Founding History
aQuaTox-Solutions was founded to offer solutions to the rapidly increasing demand by industry and regulators for alternatives to conventional testing with animals, specifically fish, in the hazard evaluation of chemicals and environmental samples. The founders of aQuaTox-Solutions have long been involved in the development of such alternative methods, focusing especially on cell lines from fish and on fish early life stages.
Stricter chemical regulations, such as for industrial chemicals under REACH (Registration, Evaluation, Authorization and Restriction of Chemicals), and growing popular pressure have brought about a great interest in alternative resp. animal-free methods for the hazard evaluation of chemicals, an area of long-standing expertise of the founders of aQuaTox-Solutions. As members of the Department of Environmental Toxicology (Utox) at Eawag they have been instrumental in the establishment of the Fish Embryo Acute Toxicity (FET) Test (OECD 236, which was adopted in July 2013) to predict acute fish toxicity.

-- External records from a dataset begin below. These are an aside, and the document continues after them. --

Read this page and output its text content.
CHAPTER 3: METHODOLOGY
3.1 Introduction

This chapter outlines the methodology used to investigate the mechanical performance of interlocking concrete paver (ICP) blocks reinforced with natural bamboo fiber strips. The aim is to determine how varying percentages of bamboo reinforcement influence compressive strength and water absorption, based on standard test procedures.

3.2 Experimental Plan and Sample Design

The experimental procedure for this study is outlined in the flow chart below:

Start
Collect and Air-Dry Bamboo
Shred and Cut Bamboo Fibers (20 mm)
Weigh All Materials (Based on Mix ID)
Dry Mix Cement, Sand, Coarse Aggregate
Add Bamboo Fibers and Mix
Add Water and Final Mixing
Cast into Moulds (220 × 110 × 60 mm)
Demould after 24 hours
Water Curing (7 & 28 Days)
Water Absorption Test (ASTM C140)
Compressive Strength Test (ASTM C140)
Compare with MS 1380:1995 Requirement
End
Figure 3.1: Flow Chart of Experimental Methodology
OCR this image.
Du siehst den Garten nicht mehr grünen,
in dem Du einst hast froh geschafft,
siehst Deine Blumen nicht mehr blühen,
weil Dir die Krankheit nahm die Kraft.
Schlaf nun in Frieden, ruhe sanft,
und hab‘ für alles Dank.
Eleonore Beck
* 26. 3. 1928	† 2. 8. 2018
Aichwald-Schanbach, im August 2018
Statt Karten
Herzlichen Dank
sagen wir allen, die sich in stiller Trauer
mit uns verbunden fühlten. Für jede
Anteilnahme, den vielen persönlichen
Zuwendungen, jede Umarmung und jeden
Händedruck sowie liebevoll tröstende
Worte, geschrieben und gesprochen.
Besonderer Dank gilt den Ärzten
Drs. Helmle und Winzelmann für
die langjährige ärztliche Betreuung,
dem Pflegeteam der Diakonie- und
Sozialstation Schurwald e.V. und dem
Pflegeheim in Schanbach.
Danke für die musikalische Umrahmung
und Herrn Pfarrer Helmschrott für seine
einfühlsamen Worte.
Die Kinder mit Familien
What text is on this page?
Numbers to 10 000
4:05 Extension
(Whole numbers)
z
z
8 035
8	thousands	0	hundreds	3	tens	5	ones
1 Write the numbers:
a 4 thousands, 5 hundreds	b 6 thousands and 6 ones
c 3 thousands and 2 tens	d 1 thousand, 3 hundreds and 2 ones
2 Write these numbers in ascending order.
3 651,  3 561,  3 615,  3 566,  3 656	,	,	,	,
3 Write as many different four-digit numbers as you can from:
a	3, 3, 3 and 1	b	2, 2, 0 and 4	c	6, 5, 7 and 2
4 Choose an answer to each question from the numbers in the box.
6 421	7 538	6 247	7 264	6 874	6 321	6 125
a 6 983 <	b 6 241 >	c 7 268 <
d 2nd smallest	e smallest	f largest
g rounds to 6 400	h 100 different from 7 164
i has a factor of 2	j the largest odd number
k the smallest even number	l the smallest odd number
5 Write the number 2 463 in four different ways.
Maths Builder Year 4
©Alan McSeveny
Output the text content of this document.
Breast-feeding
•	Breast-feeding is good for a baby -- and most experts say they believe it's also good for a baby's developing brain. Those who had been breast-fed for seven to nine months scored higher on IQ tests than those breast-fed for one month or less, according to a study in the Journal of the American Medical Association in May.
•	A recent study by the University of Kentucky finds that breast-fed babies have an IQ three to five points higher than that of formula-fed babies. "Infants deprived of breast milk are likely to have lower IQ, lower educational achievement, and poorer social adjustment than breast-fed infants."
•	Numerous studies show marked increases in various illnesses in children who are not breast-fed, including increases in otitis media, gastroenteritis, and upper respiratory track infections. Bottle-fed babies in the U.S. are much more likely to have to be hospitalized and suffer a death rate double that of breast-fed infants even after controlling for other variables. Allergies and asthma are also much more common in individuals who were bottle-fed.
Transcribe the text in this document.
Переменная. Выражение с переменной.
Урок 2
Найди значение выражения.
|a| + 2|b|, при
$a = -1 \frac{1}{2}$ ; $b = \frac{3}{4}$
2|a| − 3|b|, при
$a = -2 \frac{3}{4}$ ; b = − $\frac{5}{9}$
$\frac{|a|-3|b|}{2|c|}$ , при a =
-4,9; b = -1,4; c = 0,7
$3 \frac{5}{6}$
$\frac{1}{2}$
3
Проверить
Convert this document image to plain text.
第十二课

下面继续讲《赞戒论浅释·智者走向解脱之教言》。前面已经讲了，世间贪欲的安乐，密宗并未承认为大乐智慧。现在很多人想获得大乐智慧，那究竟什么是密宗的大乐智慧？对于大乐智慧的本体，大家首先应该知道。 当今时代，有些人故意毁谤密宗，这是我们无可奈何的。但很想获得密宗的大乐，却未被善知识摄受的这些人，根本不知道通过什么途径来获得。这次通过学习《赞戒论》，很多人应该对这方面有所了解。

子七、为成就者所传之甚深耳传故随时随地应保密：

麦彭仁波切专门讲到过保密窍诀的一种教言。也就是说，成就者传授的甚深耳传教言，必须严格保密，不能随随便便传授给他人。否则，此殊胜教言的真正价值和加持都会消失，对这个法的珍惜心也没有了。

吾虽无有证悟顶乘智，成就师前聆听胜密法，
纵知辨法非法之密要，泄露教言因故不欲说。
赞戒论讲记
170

Moreover, an in vitro, i.e. fish-free method for predicting acute fish toxicity, the so-called RTgill-W1 cell line test (gill cell lines from rainbow trout), has been developed by the founders of aQuaTox-Solutions within Eawag-led research projects. Like the FET, it shows very good agreement with the acute fish toxicity test and is therefore a “genuine” alternative to animal testing, as no fish have to be killed to perform it. The RTgill-W1 cell line test has undergone approval by ISO (#21115); efforts to have the test adopted by OECD are likewise underway.
Aside from alternative strategies to evaluate the hazard of chemicals to fish, founders of aQuaTox-Solutions are working on the establishment of effect-oriented monitoring of surface water bodies using molecular methods. By means of a specific biomarker gene set, sub-lethal effects on fish or cell lines are being measured in order to draw conclusions about fish health and water quality. These tests have already proven successful in use for evaluating i) the effects of micropollutants that enter Swiss rivers from waste-water treatment plants and ii) the efficacy of new purification steps, such as ozonation, in water-treatment plants. This has led to great interest by environmental authorities.